Sobre o tema, veja-se os artigos 4º, 5º, 6º e 8º do Código de Processo Civil: Art. 4º As partes têm o direito de obter em prazo razoável a solução integral do mérito, incluída a atividade satisfativa.
Art. 5º Aquele que de qualquer forma participa do processo deve comportar-se de acordo com a boa-fé.
Art. 6º Todos os sujeitos do processo devem cooperar entre si para que se obtenha, em tempo razoável, decisão de mérito justa e efetiva.
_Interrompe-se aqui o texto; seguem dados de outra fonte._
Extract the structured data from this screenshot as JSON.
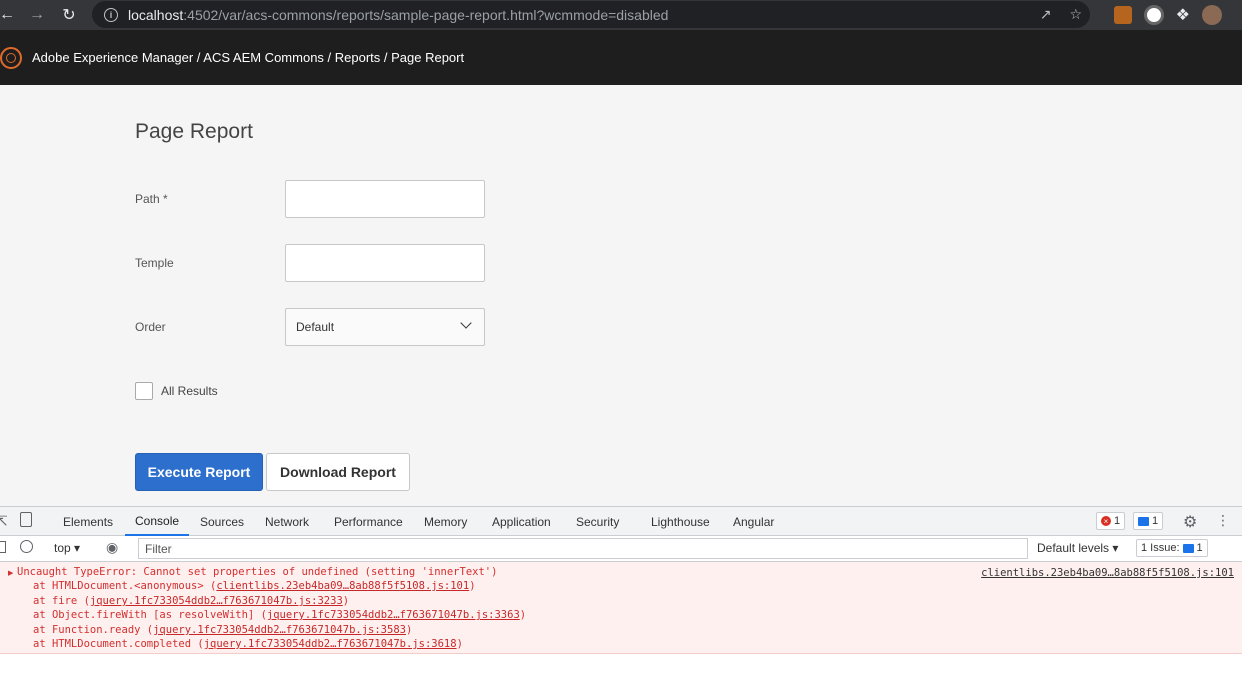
{
  "browser": {
    "url_host": "localhost",
    "url_rest": ":4502/var/acs-commons/reports/sample-page-report.html?wcmmode=disabled"
  },
  "header": {
    "breadcrumb": "Adobe Experience Manager / ACS AEM Commons / Reports / Page Report"
  },
  "page": {
    "title": "Page Report",
    "path_label": "Path *",
    "path_value": "",
    "template_label": "Temple",
    "template_value": "",
    "order_label": "Order",
    "order_value": "Default",
    "all_results_label": "All Results",
    "execute_label": "Execute Report",
    "download_label": "Download Report"
  },
  "devtools": {
    "tabs": [
      "Elements",
      "Console",
      "Sources",
      "Network",
      "Performance",
      "Memory",
      "Application",
      "Security",
      "Lighthouse",
      "Angular"
    ],
    "active_tab": "Console",
    "error_count": "1",
    "message_count": "1",
    "context": "top",
    "filter_placeholder": "Filter",
    "levels": "Default levels",
    "issues_label": "1 Issue:",
    "issues_count": "1",
    "error": {
      "message": "Uncaught TypeError: Cannot set properties of undefined (setting 'innerText')",
      "source": "clientlibs.23eb4ba09…8ab88f5f5108.js:101",
      "stack": [
        {
          "fn": "at HTMLDocument.<anonymous> (",
          "link": "clientlibs.23eb4ba09…8ab88f5f5108.js:101",
          "end": ")"
        },
        {
          "fn": "at fire (",
          "link": "jquery.1fc733054ddb2…f763671047b.js:3233",
          "end": ")"
        },
        {
          "fn": "at Object.fireWith [as resolveWith] (",
          "link": "jquery.1fc733054ddb2…f763671047b.js:3363",
          "end": ")"
        },
        {
          "fn": "at Function.ready (",
          "link": "jquery.1fc733054ddb2…f763671047b.js:3583",
          "end": ")"
        },
        {
          "fn": "at HTMLDocument.completed (",
          "link": "jquery.1fc733054ddb2…f763671047b.js:3618",
          "end": ")"
        }
      ]
    }
  }
}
Art. 8º Ao aplicar o ordenamento jurídico, o juiz atenderá aos fins sociais e às exigências do bem comum, resguardando e promovendo a dignidade da pessoa humana e observando a proporcionalidade, a razoabilidade, a legalidade, a publicidade e a eficiência.
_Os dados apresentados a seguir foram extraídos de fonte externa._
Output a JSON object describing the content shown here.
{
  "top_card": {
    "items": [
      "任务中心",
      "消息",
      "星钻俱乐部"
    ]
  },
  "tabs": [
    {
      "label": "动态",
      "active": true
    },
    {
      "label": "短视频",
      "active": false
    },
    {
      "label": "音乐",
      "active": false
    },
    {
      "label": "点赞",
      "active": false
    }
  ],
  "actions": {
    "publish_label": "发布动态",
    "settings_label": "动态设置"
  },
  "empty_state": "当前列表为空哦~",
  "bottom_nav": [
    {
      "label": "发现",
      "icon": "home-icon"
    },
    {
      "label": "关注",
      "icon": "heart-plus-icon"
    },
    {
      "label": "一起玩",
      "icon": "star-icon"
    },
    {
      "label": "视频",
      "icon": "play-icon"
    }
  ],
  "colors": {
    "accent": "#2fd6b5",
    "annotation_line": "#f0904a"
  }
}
Desse modo, o exercício abusivo do direito de acesso à justiça pode e deve ser reprimido pelo Judiciário, e o ajuizamento em massa de litígios, de maneira indevida, prejudica o acesso de quem realmente necessita de intervenção judicial para solucionar alguma questão, eis que assoberba os tribunais, influindo na qualidade da prestação jurisdicional.
Por conseguinte, restando demonstrado que a presente demanda se caracteriza como artificial e predatória, correta a conclusão do magistrado de primeira instância, ao extinguir o feito sem resolução do mérito, especialmente pela dicção do artigo 485, inciso VI, do CPC (ausência de interesse processual).
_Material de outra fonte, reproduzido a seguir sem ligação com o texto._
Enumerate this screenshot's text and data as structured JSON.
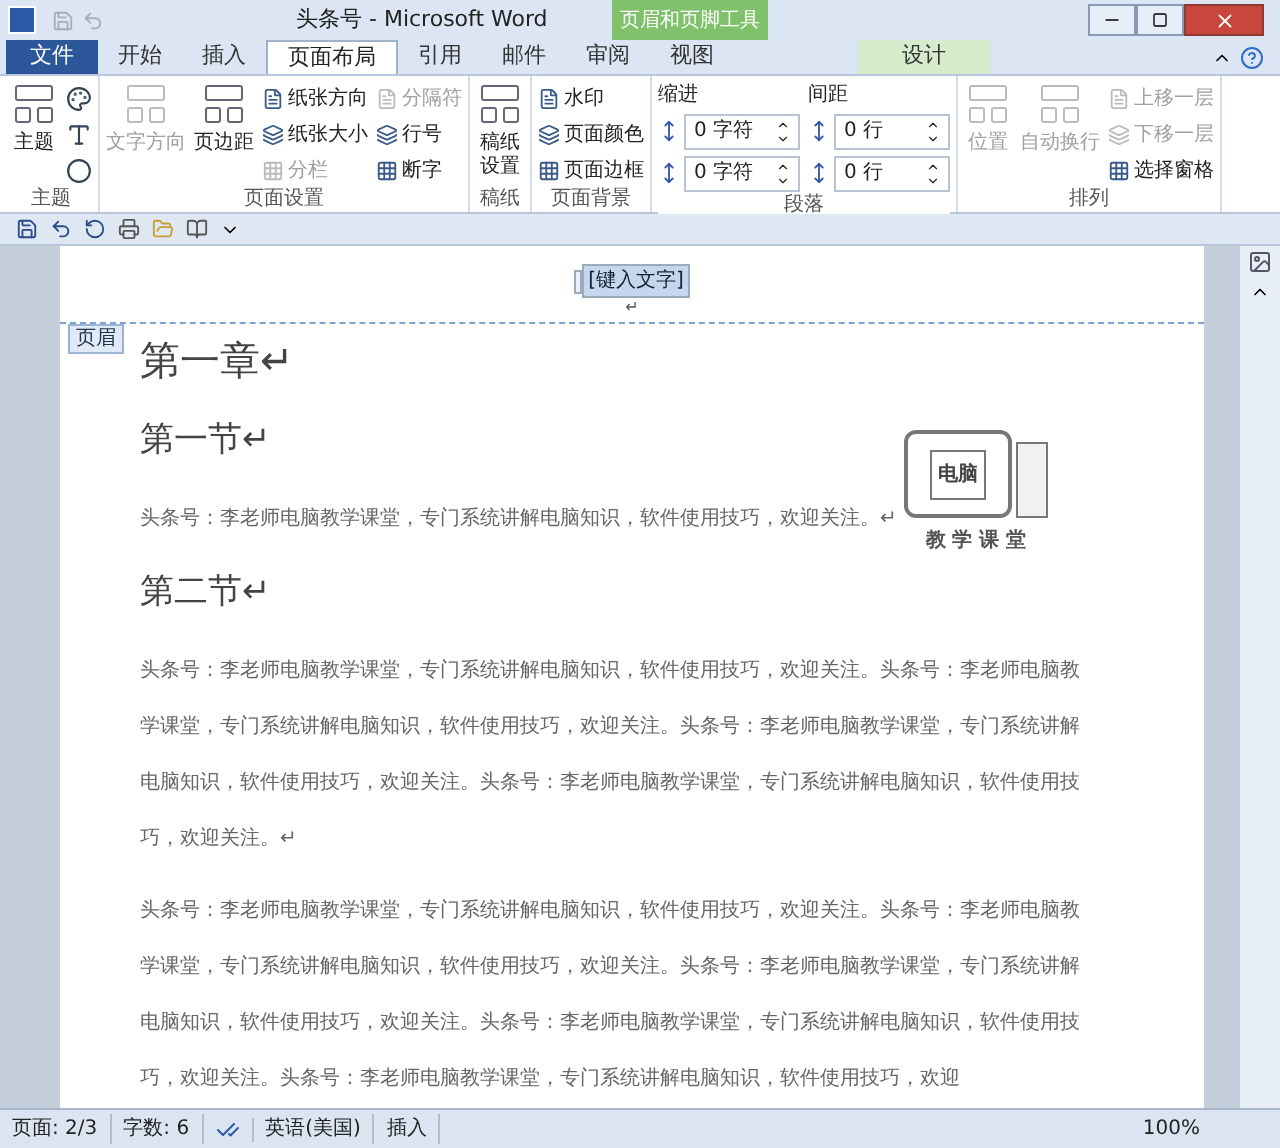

De fato, a ação em exame apresenta forte carga de litigiosidade artificial e essa conclusão, também, encontra abrigo no artigo 375 do diploma processual civil, que impõe ao juiz aplicar as regras de experiência comum subministradas pela observação do que ordinariamente acontece, e ninguém melhor do que ele para observar e combater tal fenômeno, o que fez com maestria o magistrado singular.
A sentença, portanto, deu fiel interpretação e correta aplicação à norma legal, fazendo uso adequado dos poderes e deveres conferidos ao julgador pelo artigo 139, III, do CPC: “Art. 139.
O juiz dirigirá o processo conforme as disposições deste Código, incumbindo-lhe: I ( …) II ( …) III - prevenir ou reprimir qualquer ato contrário à dignidade da justiça e indeferir postulações meramente protelatórias” (negrito acrescido).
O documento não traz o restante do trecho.